- Born: George Gideon Blackburn February 3, 1917 Wales, Ontario
- Died: November 15, 2006 (aged 89) Ottawa
- Occupations: World War II war veteran, playwright, writer
- Spouse: Grace Fortington ​ ​(m. 1942⁠–⁠2002)​
- Writing career
- Genres: Non-fiction, historical non-fiction, creative non-fiction essay, literary criticism
- Notable works: The Guns of Normandy; The Guns of Victory; Where the Hell are the Guns?

= George G. Blackburn =

Canadian veteran, playwright, and author (1917–2006)

George Gideon Blackburn, (February 3, 1917 – November 15, 2006) was a decorated Canadian veteran of World War II (Military Cross; French Legion of Honour), a playwright and author. Born in Wales, Ontario, Blackburn worked as a newspaper reporter for the Ottawa Journal in Pembroke, Ontario.

==Military service==
George Blackburn joined the Canadian Army in 1940, becoming a forward observation officer. He fought in the Battle of Normandy. Blackburn was awarded his Military Cross in 1945 for his role in defending the Twente Canal bridgehead in the Netherlands.
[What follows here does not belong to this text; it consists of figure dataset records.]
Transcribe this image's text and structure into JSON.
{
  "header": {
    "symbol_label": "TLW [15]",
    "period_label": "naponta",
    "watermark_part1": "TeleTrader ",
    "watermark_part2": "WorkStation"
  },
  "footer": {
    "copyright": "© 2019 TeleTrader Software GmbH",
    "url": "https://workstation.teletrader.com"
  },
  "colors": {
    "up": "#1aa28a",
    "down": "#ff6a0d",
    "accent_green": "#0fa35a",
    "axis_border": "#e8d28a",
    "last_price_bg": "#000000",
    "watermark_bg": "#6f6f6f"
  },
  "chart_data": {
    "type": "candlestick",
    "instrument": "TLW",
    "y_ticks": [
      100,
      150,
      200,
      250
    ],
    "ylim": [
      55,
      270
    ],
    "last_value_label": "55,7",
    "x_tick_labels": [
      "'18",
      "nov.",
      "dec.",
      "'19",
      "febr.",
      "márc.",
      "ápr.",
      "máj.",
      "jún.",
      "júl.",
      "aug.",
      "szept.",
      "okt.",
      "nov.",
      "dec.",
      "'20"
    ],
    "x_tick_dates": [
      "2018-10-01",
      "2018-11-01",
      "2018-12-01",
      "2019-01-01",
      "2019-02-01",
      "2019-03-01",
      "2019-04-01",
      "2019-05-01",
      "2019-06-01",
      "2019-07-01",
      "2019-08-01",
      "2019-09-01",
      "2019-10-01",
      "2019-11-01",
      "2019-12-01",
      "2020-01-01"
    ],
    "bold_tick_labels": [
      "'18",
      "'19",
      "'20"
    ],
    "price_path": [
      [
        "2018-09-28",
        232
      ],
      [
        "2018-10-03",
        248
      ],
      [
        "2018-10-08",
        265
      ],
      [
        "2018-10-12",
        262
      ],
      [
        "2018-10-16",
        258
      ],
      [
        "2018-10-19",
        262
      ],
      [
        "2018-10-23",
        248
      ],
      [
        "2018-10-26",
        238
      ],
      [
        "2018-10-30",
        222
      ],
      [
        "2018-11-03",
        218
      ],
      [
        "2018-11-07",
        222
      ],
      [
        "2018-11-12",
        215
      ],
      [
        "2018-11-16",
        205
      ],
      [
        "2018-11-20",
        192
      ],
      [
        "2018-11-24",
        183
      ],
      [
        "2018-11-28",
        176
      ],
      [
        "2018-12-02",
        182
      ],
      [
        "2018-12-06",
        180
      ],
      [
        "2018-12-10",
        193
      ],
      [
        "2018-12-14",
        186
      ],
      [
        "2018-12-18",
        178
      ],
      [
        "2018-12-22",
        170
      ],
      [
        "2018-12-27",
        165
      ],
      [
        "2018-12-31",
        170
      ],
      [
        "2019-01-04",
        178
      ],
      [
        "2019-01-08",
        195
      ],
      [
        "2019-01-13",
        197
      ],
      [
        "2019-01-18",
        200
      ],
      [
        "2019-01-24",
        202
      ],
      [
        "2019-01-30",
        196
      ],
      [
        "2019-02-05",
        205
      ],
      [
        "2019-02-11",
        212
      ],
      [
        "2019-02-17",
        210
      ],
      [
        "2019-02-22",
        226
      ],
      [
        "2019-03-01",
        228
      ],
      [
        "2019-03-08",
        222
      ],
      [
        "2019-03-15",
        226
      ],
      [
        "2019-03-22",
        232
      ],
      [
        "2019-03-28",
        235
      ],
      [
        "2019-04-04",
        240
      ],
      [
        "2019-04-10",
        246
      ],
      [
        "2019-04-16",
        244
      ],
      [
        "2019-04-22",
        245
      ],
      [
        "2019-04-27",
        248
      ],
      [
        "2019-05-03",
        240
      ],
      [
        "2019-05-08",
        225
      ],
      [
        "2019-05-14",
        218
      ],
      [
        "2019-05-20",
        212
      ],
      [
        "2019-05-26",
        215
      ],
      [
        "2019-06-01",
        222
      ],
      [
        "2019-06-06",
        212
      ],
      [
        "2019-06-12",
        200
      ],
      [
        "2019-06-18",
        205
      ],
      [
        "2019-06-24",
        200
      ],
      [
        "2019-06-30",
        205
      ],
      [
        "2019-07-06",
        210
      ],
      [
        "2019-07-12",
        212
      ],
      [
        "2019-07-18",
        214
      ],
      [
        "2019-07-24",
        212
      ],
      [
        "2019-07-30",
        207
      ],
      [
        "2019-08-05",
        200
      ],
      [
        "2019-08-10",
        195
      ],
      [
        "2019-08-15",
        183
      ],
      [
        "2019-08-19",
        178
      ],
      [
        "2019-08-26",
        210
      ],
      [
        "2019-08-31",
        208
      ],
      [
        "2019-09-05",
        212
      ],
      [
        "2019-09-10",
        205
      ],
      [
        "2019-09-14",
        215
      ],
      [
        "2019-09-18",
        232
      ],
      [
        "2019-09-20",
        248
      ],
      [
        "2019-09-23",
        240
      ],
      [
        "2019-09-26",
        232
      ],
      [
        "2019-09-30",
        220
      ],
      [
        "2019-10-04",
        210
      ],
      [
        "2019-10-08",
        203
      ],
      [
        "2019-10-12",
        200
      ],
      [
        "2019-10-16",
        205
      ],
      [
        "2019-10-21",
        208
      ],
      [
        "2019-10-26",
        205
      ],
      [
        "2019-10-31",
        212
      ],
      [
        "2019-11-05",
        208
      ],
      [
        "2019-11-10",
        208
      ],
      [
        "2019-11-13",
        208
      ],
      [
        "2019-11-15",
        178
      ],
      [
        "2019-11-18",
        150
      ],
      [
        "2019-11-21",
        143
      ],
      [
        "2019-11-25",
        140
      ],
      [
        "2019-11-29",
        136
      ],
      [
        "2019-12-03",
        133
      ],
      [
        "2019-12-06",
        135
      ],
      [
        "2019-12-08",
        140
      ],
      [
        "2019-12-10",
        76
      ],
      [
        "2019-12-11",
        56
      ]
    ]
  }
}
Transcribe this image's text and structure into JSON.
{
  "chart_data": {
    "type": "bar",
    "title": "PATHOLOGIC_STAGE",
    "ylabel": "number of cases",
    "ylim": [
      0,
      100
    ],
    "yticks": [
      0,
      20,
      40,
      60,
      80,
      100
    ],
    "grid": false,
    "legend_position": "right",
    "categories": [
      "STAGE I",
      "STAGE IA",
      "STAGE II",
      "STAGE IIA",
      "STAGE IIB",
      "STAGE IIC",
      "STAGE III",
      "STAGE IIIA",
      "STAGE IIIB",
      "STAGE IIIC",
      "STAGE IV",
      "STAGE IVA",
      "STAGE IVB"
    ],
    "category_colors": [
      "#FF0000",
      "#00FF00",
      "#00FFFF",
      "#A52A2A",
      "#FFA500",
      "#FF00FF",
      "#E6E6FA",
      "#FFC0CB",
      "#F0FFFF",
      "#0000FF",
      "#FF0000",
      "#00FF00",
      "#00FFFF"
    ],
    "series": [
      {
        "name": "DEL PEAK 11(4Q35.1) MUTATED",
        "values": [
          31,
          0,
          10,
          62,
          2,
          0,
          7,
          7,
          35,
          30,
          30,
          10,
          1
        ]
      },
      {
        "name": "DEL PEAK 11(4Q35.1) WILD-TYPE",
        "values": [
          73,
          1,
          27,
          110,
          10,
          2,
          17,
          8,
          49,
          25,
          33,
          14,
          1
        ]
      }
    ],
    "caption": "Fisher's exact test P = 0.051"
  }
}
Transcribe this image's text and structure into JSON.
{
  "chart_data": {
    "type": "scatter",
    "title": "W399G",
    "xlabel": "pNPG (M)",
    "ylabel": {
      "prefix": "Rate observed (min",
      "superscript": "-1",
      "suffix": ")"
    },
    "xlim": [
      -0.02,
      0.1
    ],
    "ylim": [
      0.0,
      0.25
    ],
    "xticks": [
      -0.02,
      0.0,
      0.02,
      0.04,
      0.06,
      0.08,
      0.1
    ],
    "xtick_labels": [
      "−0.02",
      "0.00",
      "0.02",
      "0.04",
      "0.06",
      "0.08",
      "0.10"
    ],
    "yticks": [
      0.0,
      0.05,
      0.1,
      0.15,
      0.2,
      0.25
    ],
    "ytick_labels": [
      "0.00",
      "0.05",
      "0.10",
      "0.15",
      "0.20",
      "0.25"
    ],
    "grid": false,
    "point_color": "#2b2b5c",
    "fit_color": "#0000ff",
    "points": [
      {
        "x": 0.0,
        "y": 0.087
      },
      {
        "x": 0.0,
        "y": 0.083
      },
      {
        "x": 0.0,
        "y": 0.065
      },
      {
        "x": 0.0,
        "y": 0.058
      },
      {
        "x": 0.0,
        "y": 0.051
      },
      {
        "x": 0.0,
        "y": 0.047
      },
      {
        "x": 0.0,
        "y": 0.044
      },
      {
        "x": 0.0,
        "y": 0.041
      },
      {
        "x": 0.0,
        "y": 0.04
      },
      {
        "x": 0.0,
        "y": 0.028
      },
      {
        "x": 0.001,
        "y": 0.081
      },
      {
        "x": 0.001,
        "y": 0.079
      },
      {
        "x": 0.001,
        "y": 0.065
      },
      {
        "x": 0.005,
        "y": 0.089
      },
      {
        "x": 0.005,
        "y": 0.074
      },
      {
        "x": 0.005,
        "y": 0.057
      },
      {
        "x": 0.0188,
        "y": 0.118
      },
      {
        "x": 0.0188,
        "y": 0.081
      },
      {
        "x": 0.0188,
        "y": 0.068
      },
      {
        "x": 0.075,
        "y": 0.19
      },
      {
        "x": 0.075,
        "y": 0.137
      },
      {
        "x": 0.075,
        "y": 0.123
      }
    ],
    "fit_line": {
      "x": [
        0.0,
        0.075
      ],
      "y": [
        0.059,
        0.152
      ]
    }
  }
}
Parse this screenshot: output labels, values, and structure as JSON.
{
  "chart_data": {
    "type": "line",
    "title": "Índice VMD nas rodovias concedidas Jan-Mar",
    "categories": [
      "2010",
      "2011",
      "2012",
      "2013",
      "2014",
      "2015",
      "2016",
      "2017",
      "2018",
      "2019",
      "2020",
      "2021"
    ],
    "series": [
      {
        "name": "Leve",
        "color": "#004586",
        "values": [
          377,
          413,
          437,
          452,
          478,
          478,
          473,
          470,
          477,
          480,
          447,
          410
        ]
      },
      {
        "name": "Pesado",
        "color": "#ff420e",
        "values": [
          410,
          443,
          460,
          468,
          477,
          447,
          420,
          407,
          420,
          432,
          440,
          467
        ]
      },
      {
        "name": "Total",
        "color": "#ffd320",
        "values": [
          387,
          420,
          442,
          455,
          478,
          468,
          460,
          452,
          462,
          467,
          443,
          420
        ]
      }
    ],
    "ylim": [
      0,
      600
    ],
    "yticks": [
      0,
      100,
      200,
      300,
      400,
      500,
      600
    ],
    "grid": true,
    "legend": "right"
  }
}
Blackburn returned to Ottawa after the war and found work as a journalist and with the Canadian Department of Labour as Director of Information as well as Director of Fair Employment Practices. He wrote a musical jingle, well known in Canada during the 1960s, Why Wait for Spring? Do It Now, that encouraged home owners to have home improvements done during winter. He was producer for a radio show, Canada at Work and also wrote a musical play, A Day to Remember, about the opening of the Saint Lawrence Seaway, an event that permanently submerged his home town.

==Writing career==
Blackburn wrote a trilogy of books based on his war-time experiences: The Guns of Normandy: A Soldier's Eye View, France 1944 The Guns of Victory: A Soldier's Eye View, Belgium, Holland, and Germany, 1944-45, and Where the Hell Are the Guns?: A Soldier's View of the Anxious Years, 1939–44. The Guns of Normandy received the "Edna Staebler Award for Creative Non-Fiction" in 1996. He was appointed to the Order of Canada in 2001. He also received the French Legion of Honour in 2004 Légion d'honneur.

Blackburn died at the Ottawa General Hospital in 2006 where he was being treated for cancer.